Maximiser la Hiérarchie des Déchets
Les déchets radioactifs sont simplement des déchets qui contiennent un élément radioactif. Si les déchets de haute activité de Sellafield et de Fukushima font la une des journaux, la plupart des déchets radioactifs entrent dans les catégories des déchets de très faible et de faible activité. Représentant plus de 94 % des 5,1 millions de tonnes de déchets recensés dans l'inventaire actuel des déchets radioactifs du Royaume-Uni, ils comprennent de nombreux matériaux différents, allant des gants et lingettes usagés aux terrains et matériaux de construction contaminés. Ces déchets, s'ils ne sont pas traités, créent des flux de déchets secondaires en raison de l'infrastructure nécessaire à l'entretien, au reconditionnement et au stockage des matériaux. Ce problème est exacerbé par l'ajout de matériaux aux déchets d'origine, par exemple par l'injection de coulis. Les options d'élimination des déchets radioactifs sont limitées. Celles qui existent au Royaume-Uni, à savoir les décharges autorisées, le dépôt de déchets de faible activité (LLWR) ou l'installation de stockage géologique (une fois construite), ont une capacité limitée et sont coûteuses à utiliser.

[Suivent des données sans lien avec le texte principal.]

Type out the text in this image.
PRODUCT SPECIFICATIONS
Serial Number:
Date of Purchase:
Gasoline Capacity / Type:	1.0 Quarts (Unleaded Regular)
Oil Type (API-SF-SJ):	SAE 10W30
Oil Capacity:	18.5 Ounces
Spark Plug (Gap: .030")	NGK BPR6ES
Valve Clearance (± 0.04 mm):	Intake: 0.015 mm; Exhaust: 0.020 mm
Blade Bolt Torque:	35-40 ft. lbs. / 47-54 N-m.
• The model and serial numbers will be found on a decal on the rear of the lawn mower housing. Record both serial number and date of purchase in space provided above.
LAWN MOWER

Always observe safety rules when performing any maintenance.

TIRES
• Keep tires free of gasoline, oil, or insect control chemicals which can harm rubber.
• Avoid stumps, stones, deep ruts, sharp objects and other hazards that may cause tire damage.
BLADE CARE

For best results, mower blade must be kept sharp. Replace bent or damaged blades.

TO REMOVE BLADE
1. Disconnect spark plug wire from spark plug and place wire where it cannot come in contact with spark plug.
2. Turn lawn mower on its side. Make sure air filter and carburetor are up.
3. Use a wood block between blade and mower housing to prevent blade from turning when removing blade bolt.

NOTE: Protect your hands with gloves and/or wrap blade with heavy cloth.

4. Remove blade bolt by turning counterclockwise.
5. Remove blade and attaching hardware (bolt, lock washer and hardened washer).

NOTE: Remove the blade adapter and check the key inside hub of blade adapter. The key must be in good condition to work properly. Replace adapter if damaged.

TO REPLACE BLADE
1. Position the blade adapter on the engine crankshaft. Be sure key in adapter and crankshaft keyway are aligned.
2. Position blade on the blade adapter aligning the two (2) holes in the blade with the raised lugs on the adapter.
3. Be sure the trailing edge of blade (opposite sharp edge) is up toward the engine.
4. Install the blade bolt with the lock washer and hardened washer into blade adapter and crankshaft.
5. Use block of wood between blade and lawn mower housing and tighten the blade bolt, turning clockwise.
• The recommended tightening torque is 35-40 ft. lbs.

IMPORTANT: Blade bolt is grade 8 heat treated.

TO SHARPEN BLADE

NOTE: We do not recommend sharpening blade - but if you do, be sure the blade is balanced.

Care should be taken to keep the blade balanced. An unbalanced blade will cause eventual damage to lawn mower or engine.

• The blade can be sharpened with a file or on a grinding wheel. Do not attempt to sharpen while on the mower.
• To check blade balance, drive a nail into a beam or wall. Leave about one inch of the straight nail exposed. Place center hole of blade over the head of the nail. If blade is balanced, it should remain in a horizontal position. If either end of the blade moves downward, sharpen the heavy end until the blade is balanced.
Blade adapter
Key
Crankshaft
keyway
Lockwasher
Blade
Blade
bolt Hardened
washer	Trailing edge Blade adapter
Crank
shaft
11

La réduction des déchets nucléaires et le détournement des déchets vers d'autres voies sont nécessaires pour réduire les coûts et maximiser la durée de vie des installations d'élimination des déchets nucléaires.
Détourner les Déchets par le Tri et la Ségrégation
L'utilisation de la robotique et de l'intelligence artificielle pour trier les déchets nucléaires peut offrir des solutions plus sûres, plus rapides et moins coûteuses. Pour améliorer l'efficacité, les ingénieurs nucléaires se tournent de plus en plus vers les technologies d'automatisation. L'un des concepts est celui des "co-bots" - des robots qui travaillent aux côtés des humains et s'occupent des tâches répétitives les plus simples, en alertant les humains lorsqu'ils doivent intervenir. La répartition des tâches entre l'homme et la machine pour améliorer les processus présente des avantages considérables dans le contexte du tri et de la séparation des déchets nucléaires, mais sa mise en œuvre nécessite une technologie qui permette à l'homme d'intervenir tout en restant à l'écart de ces risques.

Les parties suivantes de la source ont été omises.